Office Hours: John Galluci

Associate Professor of Romance Languages and Literatures John Gallucci recently trans­lated and edited Castorland Journal: An Ac­count of the Exploration and Settlement of New York State by French Émigrés in the Years 1793 to 1797. The book is published by the Cornell University Press and is available at the Colgate University Bookstore.

The Castorland Journal was a travel­ogue written by three Parisian business­men between 1792 and 1797. The journal was an account of their business affairs at the French-owned New York Company. The company’s intent was to invest in large swathes of land not yet populated by Euro­peans and later sell the land to investors as it became more valuable. The authors of the Journal, Simon Desjardins, Geoffrey Des­jardins and Pierre Pharoux described their work for the New York Company as they surveyed and promoted settlement in a tract of land they called “Castorland,” (castor meaning beaver in French) running along the Black River in northern New York State.

Gallucci first heard about the Castorland Journal many years ago, but when it became a recurrent document in his work, he decided to begin the first modern translation of the story.

“I discovered the story 20 years ago,” Gallucci said. “Over the years I was in­volved in different projects, but this story kept coming back and I became interested. People were just using a translation of this Journal which was translated over 100 years ago and had never been published. I wanted to do something useful with this [Journal].”

Throughout his work on translating the Journal, Gallucci encountered several new pieces of information that challenged his view of post-revolutionary America.

“I was stunned by some parts of this Journal,” Gallucci said. “I discovered this decade, the 1790s. It became a source of endless fascination for me. It doesn’t have the same spectacular events marking it, yet this is a moment when the U.S. is in a very precarious posi­tion. Anything could have happened … I [also] had no idea that the British occu­pied land after the American Revolution. It really took the American Revolution 10 years to end. For example, the British held Oswego, New York. There was a fort there, and the people in this story went through and were detained by the Brit­ish.
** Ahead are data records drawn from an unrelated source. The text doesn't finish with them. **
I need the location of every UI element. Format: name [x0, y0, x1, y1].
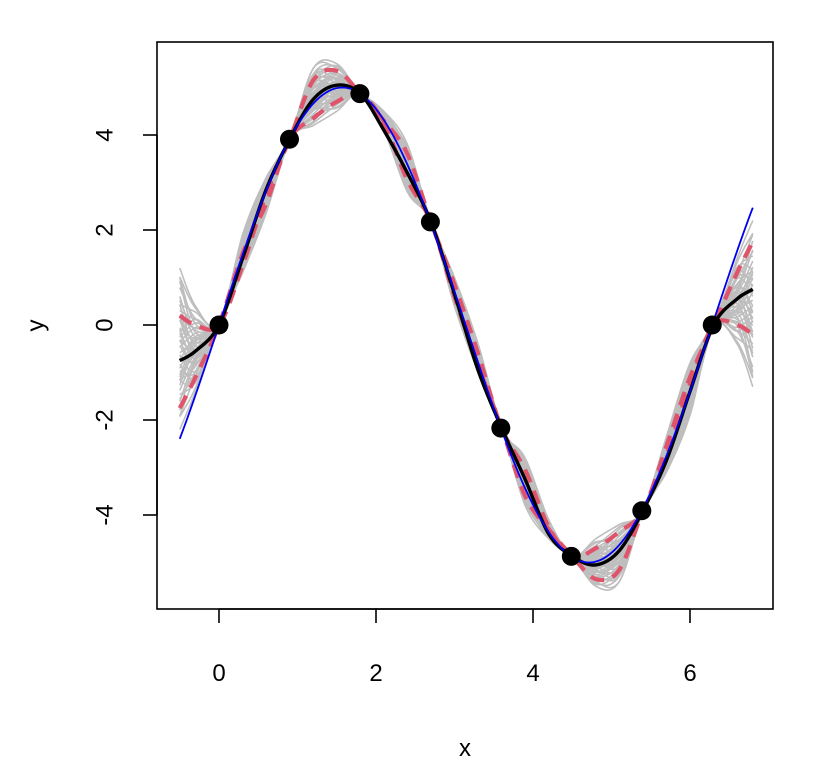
observed-point — [279, 129, 299, 149]
y-tick-label: -4 — [92, 504, 119, 525]
x-axis-title: x — [459, 735, 471, 762]
observed-point — [561, 546, 581, 566]
y-axis-title: y — [23, 320, 50, 332]
observed-point — [491, 418, 511, 438]
y-axis: -4 -2 0 2 4 — [92, 128, 158, 526]
y-tick-label: 2 — [92, 223, 119, 236]
observed-points — [209, 84, 722, 566]
true-function-line — [178, 86, 754, 564]
y-tick-label: -2 — [92, 409, 119, 430]
x-axis: 0 2 4 6 — [212, 608, 697, 687]
y-tick-label: 0 — [92, 318, 119, 331]
observed-point — [420, 212, 440, 232]
sample-curve — [179, 92, 754, 591]
x-tick-label: 6 — [683, 660, 696, 687]
sample-curve — [179, 59, 754, 558]
observed-point — [350, 84, 370, 104]
sample-curve — [179, 70, 754, 558]
x-tick-label: 2 — [369, 660, 382, 687]
observed-point — [209, 315, 229, 335]
x-tick-label: 4 — [526, 660, 539, 687]
x-tick-label: 0 — [212, 660, 225, 687]
observed-point — [702, 315, 722, 335]
true-function-curve — [178, 86, 754, 564]
y-tick-label: 4 — [92, 128, 119, 141]
observed-point — [632, 501, 652, 521]
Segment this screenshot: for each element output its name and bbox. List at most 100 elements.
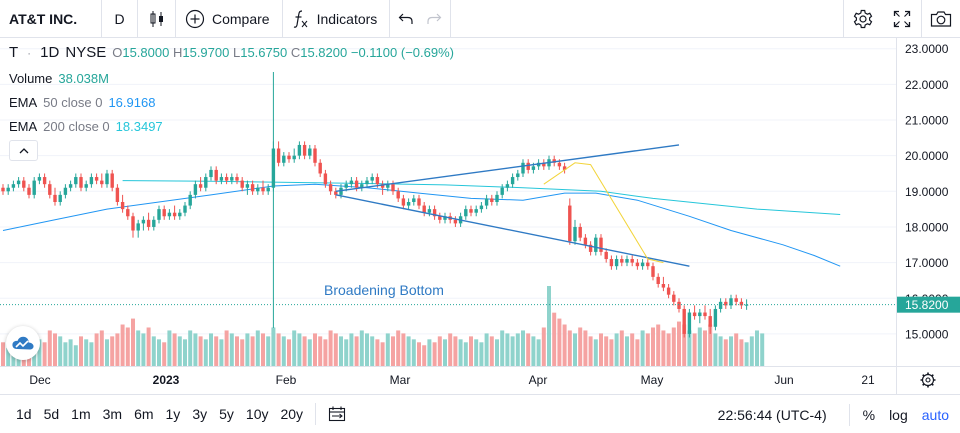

It changed my view of American his­tory; I got a sense of the instability and the fragility of the borders.”

The Journal spans a wide range of disci­plines, covering subjects and events pertain­ing to literature and science as well as history and international relations of the time.

“It is very interdisciplinary,” Gallucci said. “It is relevant to science as the authors were engineers and architects. It is also clearly valuable as history as it gives people historical information, but the story itself is pretty dramatic, so I also believe it has lit­erary value. If there was a more fortunate outcome (the author unfortunately died), the person who wrote it might have done something with the journal.”

With so many concepts and subjects ad­dressed in the story, Gallucci found it diffi­cult to point to one element or idea that the reader should focus on.

“I’m hoping the reader will get the plea­sure of knowing something about an un­known piece of American history, and the desire to learn more and perhaps produce something,” Gallucci said.

Critics have praised the translation’s rich portrayal of early America and the various groups competing for territorial power and money.

Castorland Journal gives a wonderfully vivid portrait of life on the early American frontier,” Professor of History at the Univer­sity of Montreal François Furstenberg said. “The journal by Simon Desjardins and Pierre Pharoux sheds tremendous insight on the pro­cess of land development in the post-Revolu­tionary period, on European-Indian relations, and on social life in the back-country more generally. Elegantly written, it focuses on the often-overlooked but critical area of northwest New York on the U.S./Canada borderland.”

Gallucci has not yet begun work on a new project, but hopes to continue studying New York state and 1790s America.

“I’d like to do something more about Central New York, maybe connected with this project. I think it is so important for New Yorkers to know their history … and I want to use my expertise in a good and practical way.”